Martin Geisler mg at aragost.com
Mon Feb 20 08:42:21 CST 2012


Pierre-Yves David <pierre-yves.david at logilab.fr> writes:

> On Mon, Feb 20, 2012 at 02:02:30PM +0200, Idan Kamara wrote:
>> On Mon, Feb 20, 2012 at 8:47 AM, Martin Geisler <mg at lazybytes.net> wrote:
>> >
>> > Idan Kamara <idankk86 at gmail.com> writes:
>> >
>> > > On Sat, Feb 18, 2012 ayyt 12:05 AM, Matt Mackall <mpm at selenic.com> wrote:
>> > >> I don't think launching and quitting an editor is overly burdensome,
>> > >> especially given that fixing a commit message will be an extremely
>> > >> common usage.
>
> I'm using "amend" very often and I think having to manually validate they commit
> message is burdensome. It is equivalent to have a confirmation prompt every
> time your want to.
>
>     "You are going to amend. type ':x' to proceed"
>
> So I better not have an editor popped by default. If people prefer to have the
> editor popped by default, I think we need a kind of '-M --reuse-message' switch
> does not pop and editor.
>
> So we will have a switch to control editor on way or another.
>
> The ability to refresh the commit message in an editor is a must have. It was
> on of the first thing I added to the amend command of the experimental evolve
> extension. Working around it with -m and -l was very painful.
>
>> > > I agree. And even if we end up having to choose between:
>> > >
>> > > 1) adding a new command
>> > > 2) adding --edit to commit
>> > >
>> > > I think 2) is preferable.
>
> I prefer (1) for reason explained before (addition switch now, additional switch
> later, different semantic). (But won't fight to death for it)
>
>> > Same goes for -U and -D.
>> >
>> > I never use the -U and -D options for qrefresh and I don't even think
>> > the --amend flag for commit should support it. Ammend means "redo the
>> > very last commit" and so the user and date is already given by "this
>> > user" and "now".
>> 
>> I never use them either but the impression I got from most commands
>> with similar behavior to --amend is that they preserve the old
>> date/user and have an option to refresh those.
>> 
>> So in my opinion we should keep the old date/user by default and
>> add -U/-D later on if there's enough need (rather than doing the opposite
>> and end up adding --keep-user/date).
>
> I agree with Idan here, we should keep the old values by default and add option to refresh them.
>
> A interesting parallel can be done about the commit message. It would be
> consistent to we keep it as is by default and add a switch to update it?
>
> Note: I strongly disagree with the following statement from Martin
>
>     Amend means "redo the very last commit"
>
> This **may** be a short-term implementation limitation but it is
> semantically wrong. Such implementation limitation will not last long.

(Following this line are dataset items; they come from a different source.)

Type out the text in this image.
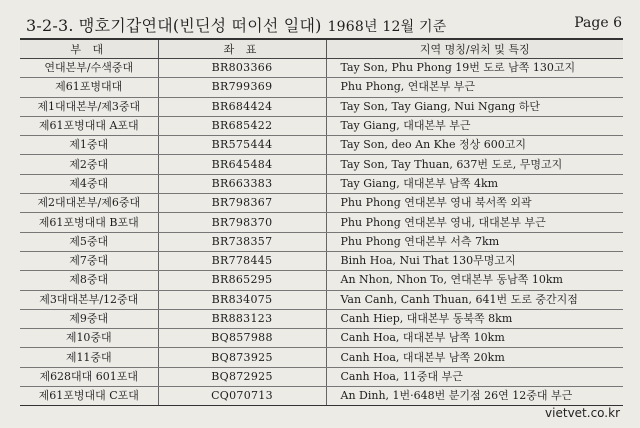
3-2-3. 맹호기갑연대(빈딘성 떠이선 일대) 1968년 12월 기준	Page 6
부 대	좌 표	지역 명칭/위치 및 특징
연대본부/수색중대	BR803366	Tay Son, Phu Phong 19번 도로 남쪽 130고지
제61포병대대	BR799369	Phu Phong, 연대본부 부근
제1대대본부/제3중대	BR684424	Tay Son, Tay Giang, Nui Ngang 하단
제61포병대대 A포대	BR685422	Tay Giang, 대대본부 부근
제1중대	BR575444	Tay Son, deo An Khe 정상 600고지
제2중대	BR645484	Tay Son, Tay Thuan, 637번 도로, 무명고지
제4중대	BR663383	Tay Giang, 대대본부 남쪽 4km
제2대대본부/제6중대	BR798367	Phu Phong 연대본부 영내 북서쪽 외곽
제61포병대대 B포대	BR798370	Phu Phong 연대본부 영내, 대대본부 부근
제5중대	BR738357	Phu Phong 연대본부 서측 7km
제7중대	BR778445	Binh Hoa, Nui That 130무명고지
제8중대	BR865295	An Nhon, Nhon To, 연대본부 동남쪽 10km
제3대대본부/12중대	BR834075	Van Canh, Canh Thuan, 641번 도로 중간지점
제9중대	BR883123	Canh Hiep, 대대본부 동북쪽 8km
제10중대	BQ857988	Canh Hoa, 대대본부 남쪽 10km
제11중대	BQ873925	Canh Hoa, 대대본부 남쪽 20km
제628대대 601포대	BQ872925	Canh Hoa, 11중대 부근
제61포병대대 C포대	CQ070713	An Dinh, 1번·648번 분기점 26연 12중대 부근
vietvet.co.kr
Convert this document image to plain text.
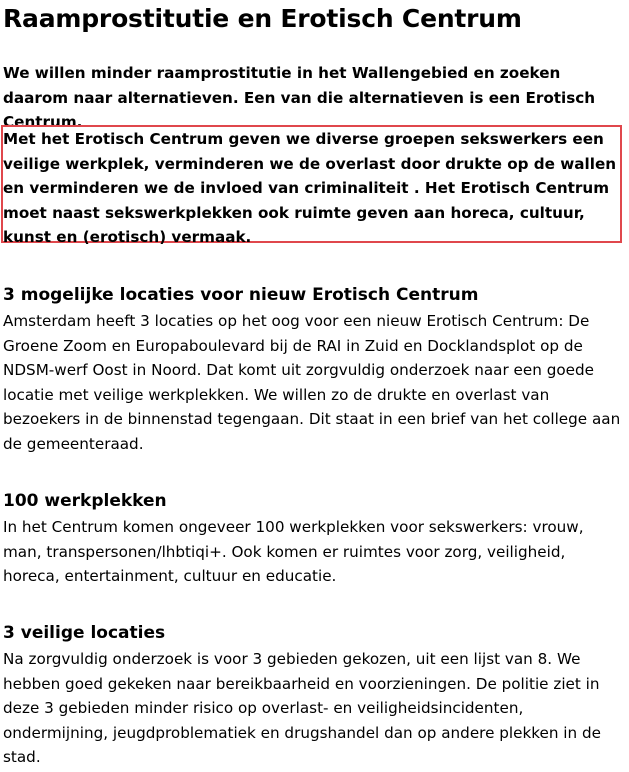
Raamprostitutie en Erotisch Centrum

We willen minder raamprostitutie in het Wallengebied en zoeken daarom naar alternatieven. Een van die alternatieven is een Erotisch Centrum.

Met het Erotisch Centrum geven we diverse groepen sekswerkers een veilige werkplek, verminderen we de overlast door drukte op de wallen en verminderen we de invloed van criminaliteit . Het Erotisch Centrum moet naast sekswerkplekken ook ruimte geven aan horeca, cultuur, kunst en (erotisch) vermaak.

3 mogelijke locaties voor nieuw Erotisch Centrum

Amsterdam heeft 3 locaties op het oog voor een nieuw Erotisch Centrum: De Groene Zoom en Europaboulevard bij de RAI in Zuid en Docklandsplot op de NDSM-werf Oost in Noord. Dat komt uit zorgvuldig onderzoek naar een goede locatie met veilige werkplekken. We willen zo de drukte en overlast van bezoekers in de binnenstad tegengaan. Dit staat in een brief van het college aan de gemeenteraad.

100 werkplekken

In het Centrum komen ongeveer 100 werkplekken voor sekswerkers: vrouw, man, transpersonen/lhbtiqi+. Ook komen er ruimtes voor zorg, veiligheid, horeca, entertainment, cultuur en educatie.

3 veilige locaties

Na zorgvuldig onderzoek is voor 3 gebieden gekozen, uit een lijst van 8. We hebben goed gekeken naar bereikbaarheid en voorzieningen. De politie ziet in deze 3 gebieden minder risico op overlast- en veiligheidsincidenten, ondermijning, jeugdproblematiek en drugshandel dan op andere plekken in de stad.
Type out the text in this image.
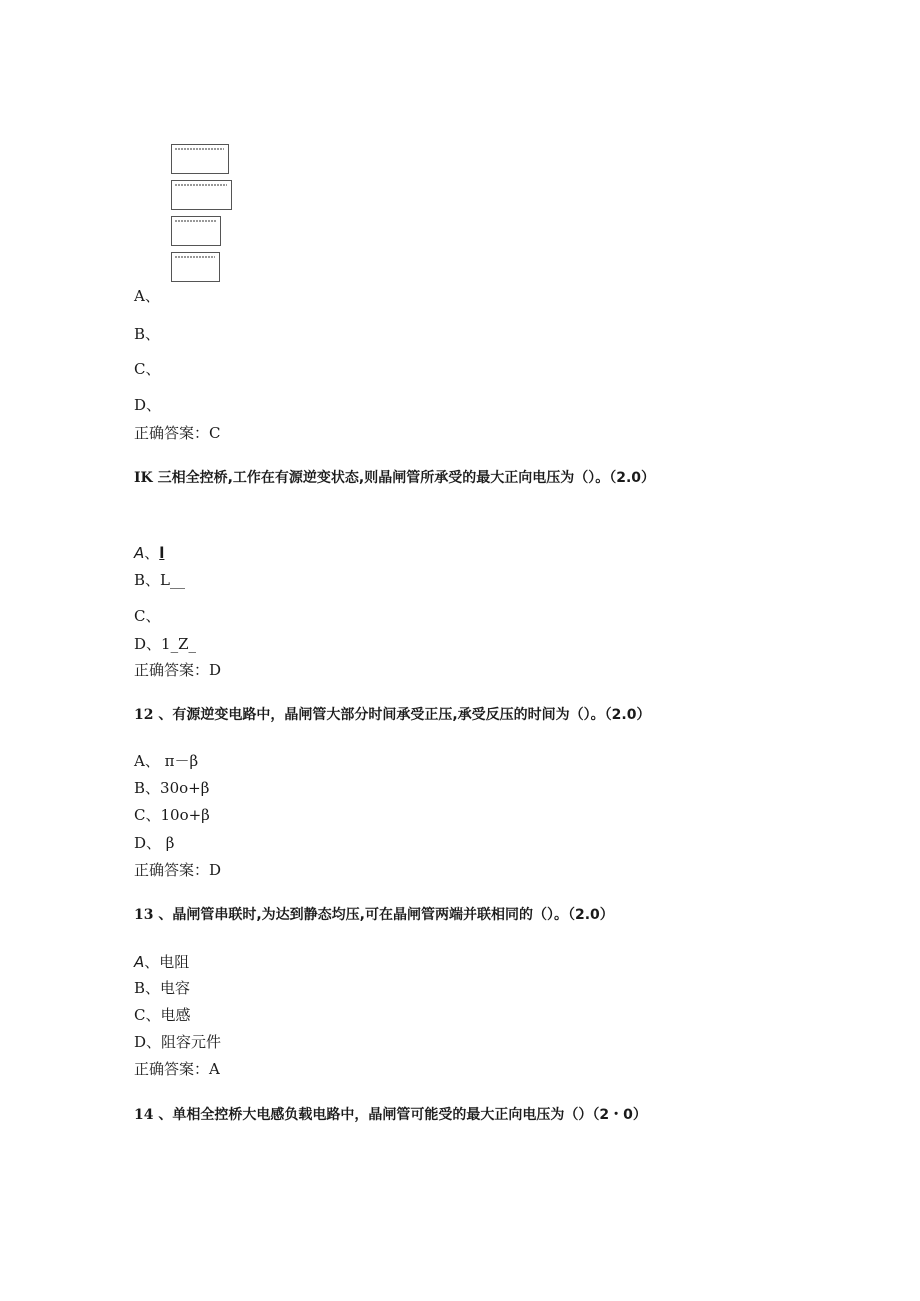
A、
B、
C、
D、
正确答案：C
IK 三相全控桥,工作在有源逆变状态,则晶闸管所承受的最大正向电压为（）。（2.0）
A、l
B、L__
C、
D、1_Z_
正确答案：D
12 、有源逆变电路中，晶闸管大部分时间承受正压,承受反压的时间为（）。（2.0）
A、 π－β
B、30o+β
C、10o+β
D、 β
正确答案：D
13 、晶闸管串联时,为达到静态均压,可在晶闸管两端并联相同的（）。（2.0）
A、电阻
B、电容
C、电感
D、阻容元件
正确答案：A
14 、单相全控桥大电感负载电路中，晶闸管可能受的最大正向电压为（）（2・0）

I don't think it's "semantically wrong" if your semantics is:

  hg commit --amend == hg rollback; hg commit

That's how I've thought of that hypothetical flag from the beginning.

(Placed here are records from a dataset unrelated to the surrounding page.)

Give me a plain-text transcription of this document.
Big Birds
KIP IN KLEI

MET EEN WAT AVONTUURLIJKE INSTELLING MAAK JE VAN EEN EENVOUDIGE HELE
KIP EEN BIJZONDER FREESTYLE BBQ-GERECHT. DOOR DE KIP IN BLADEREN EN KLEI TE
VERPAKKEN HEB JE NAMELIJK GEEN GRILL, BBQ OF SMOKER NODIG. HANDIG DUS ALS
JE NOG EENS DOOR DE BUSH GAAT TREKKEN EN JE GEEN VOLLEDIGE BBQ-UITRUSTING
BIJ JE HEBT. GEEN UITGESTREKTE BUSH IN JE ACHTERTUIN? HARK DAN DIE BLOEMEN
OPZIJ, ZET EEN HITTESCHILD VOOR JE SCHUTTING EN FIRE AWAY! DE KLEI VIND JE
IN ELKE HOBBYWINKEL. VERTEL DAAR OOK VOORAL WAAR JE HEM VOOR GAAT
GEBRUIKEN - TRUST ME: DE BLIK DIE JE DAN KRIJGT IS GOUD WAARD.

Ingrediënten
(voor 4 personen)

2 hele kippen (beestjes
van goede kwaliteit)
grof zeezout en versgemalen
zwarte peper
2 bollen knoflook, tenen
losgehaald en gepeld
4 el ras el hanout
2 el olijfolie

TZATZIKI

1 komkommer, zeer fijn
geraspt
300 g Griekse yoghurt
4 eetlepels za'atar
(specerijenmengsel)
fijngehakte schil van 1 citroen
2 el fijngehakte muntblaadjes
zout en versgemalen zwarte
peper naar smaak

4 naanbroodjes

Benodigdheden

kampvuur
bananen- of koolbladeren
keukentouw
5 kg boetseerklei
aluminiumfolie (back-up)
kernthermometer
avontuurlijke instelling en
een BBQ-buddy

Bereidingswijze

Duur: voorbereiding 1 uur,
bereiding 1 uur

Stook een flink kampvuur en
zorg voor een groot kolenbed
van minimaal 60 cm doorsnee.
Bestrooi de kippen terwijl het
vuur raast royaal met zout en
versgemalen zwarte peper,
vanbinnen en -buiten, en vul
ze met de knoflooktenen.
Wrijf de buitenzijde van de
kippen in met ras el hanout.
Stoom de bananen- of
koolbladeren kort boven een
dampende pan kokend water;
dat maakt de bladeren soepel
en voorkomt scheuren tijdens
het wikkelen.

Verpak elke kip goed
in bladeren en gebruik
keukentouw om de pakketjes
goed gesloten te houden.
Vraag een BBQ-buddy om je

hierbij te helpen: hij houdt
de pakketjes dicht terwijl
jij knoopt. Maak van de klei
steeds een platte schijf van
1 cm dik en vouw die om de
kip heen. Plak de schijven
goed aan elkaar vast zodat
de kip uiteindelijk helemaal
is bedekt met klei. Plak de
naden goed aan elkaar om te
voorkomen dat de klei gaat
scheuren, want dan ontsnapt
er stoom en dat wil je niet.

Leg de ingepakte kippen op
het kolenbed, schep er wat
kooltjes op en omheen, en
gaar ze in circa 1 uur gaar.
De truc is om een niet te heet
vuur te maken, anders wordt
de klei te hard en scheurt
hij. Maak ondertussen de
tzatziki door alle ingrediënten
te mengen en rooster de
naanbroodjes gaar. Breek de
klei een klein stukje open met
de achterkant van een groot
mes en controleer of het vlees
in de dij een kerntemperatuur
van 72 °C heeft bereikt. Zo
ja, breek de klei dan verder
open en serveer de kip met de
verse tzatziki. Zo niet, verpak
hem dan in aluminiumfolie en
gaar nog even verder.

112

I actually don't care much if it's a command or a flag, I'm just saying
that I find it natural that a flag on *commit* would behave as rollback
plus a new commit (with updated timestamp, of course).

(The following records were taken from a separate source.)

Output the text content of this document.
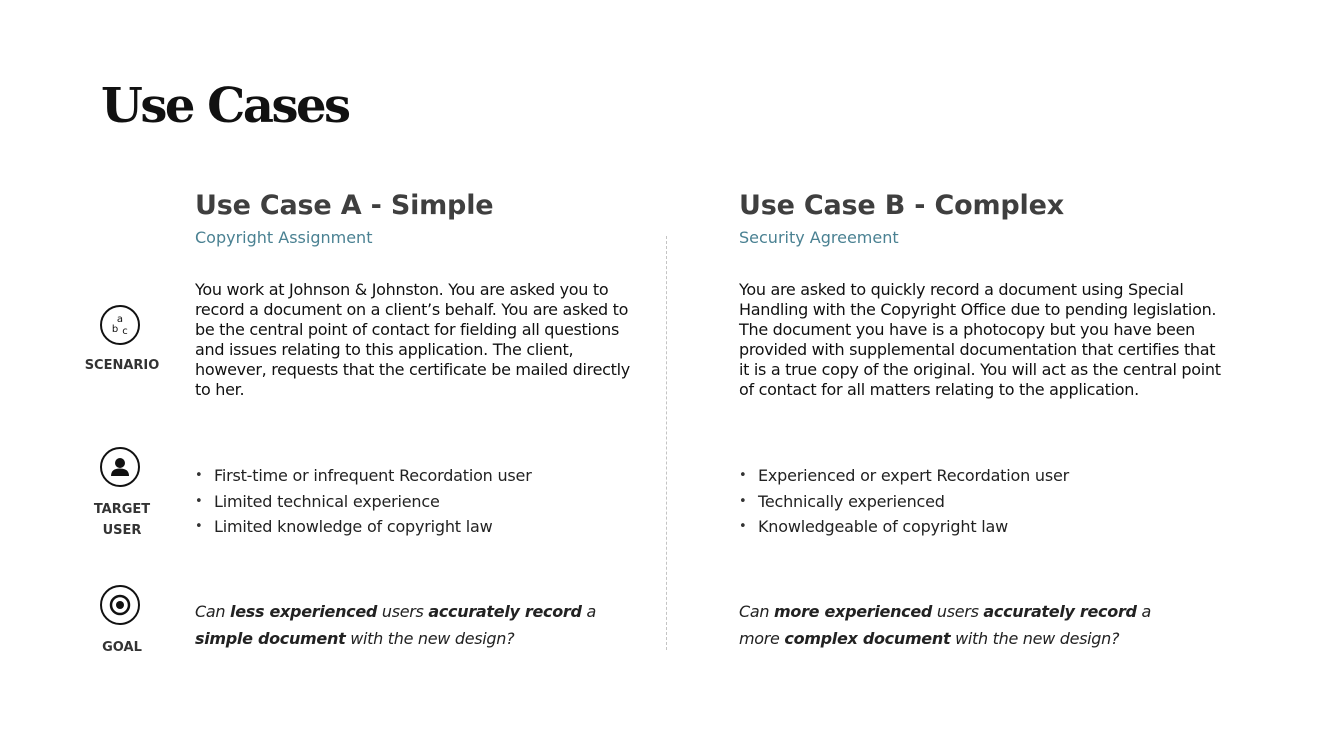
Use Cases
a
b c
SCENARIO
TARGET
USER
GOAL
Use Case A - Simple
Copyright Assignment
You work at Johnson & Johnston. You are asked you to record a document on a client’s behalf. You are asked to be the central point of contact for fielding all questions and issues relating to this application. The client, however, requests that the certificate be mailed directly to her.
• First-time or infrequent Recordation user
• Limited technical experience
• Limited knowledge of copyright law
Can less experienced users accurately record a simple document with the new design?
Use Case B - Complex
Security Agreement
You are asked to quickly record a document using Special Handling with the Copyright Office due to pending legislation. The document you have is a photocopy but you have been provided with supplemental documentation that certifies that it is a true copy of the original. You will act as the central point of contact for all matters relating to the application.
• Experienced or expert Recordation user
• Technically experienced
• Knowledgeable of copyright law
Can more experienced users accurately record a more complex document with the new design?
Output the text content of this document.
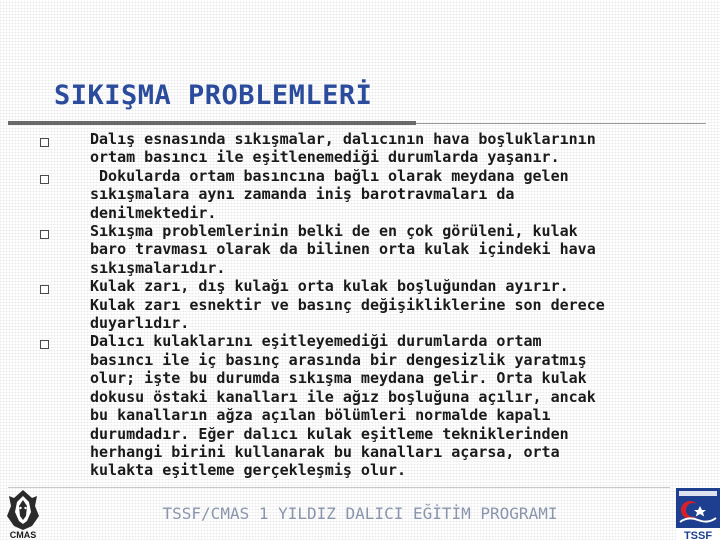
SIKIŞMA PROBLEMLERİ
Dalış esnasında sıkışmalar, dalıcının hava boşluklarının
ortam basıncı ile eşitlenemediği durumlarda yaşanır.
Dokularda ortam basıncına bağlı olarak meydana gelen
sıkışmalara aynı zamanda iniş barotravmaları da
denilmektedir.
Sıkışma problemlerinin belki de en çok görüleni, kulak
baro travması olarak da bilinen orta kulak içindeki hava
sıkışmalarıdır.
Kulak zarı, dış kulağı orta kulak boşluğundan ayırır.
Kulak zarı esnektir ve basınç değişikliklerine son derece
duyarlıdır.
Dalıcı kulaklarını eşitleyemediği durumlarda ortam
basıncı ile iç basınç arasında bir dengesizlik yaratmış
olur; işte bu durumda sıkışma meydana gelir. Orta kulak
dokusu östaki kanalları ile ağız boşluğuna açılır, ancak
bu kanalların ağza açılan bölümleri normalde kapalı
durumdadır. Eğer dalıcı kulak eşitleme tekniklerinden
herhangi birini kullanarak bu kanalları açarsa, orta
kulakta eşitleme gerçekleşmiş olur.
TSSF/CMAS 1 YILDIZ DALICI EĞİTİM PROGRAMI
CMAS	TSSF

>> > In that way, 'hg commit --amend' becomes very much like
>> >
>> >  hg rollback; hg commit -l .hg/last-message.txt
>> >
>> > with the twist that the editor is started even though a commit
>> > message is given on the command line.
>> 
>> Sometimes you might be doing several commits and only when you're
>> about to push you review them and realize you've made a mistake.
>> 
>> So I think it's also useful to amend a changeset with children (and
>> then manually rebasing those to the amended commit, which raises the
>> question whether rebase preserves date/user, and it turns out it
>> does).
>
> +1: The ability to amend an arbitrary commit is very useful. The amend
> + rebase combo is a big improvement over mq in terms of conflict
> handling[1].

I'm not saying it isn't useful. It's clear that it's very useful. Being
able to edit changesets further back than the very last changeset is so
useful that we're willing to use mq and other extensions to do so.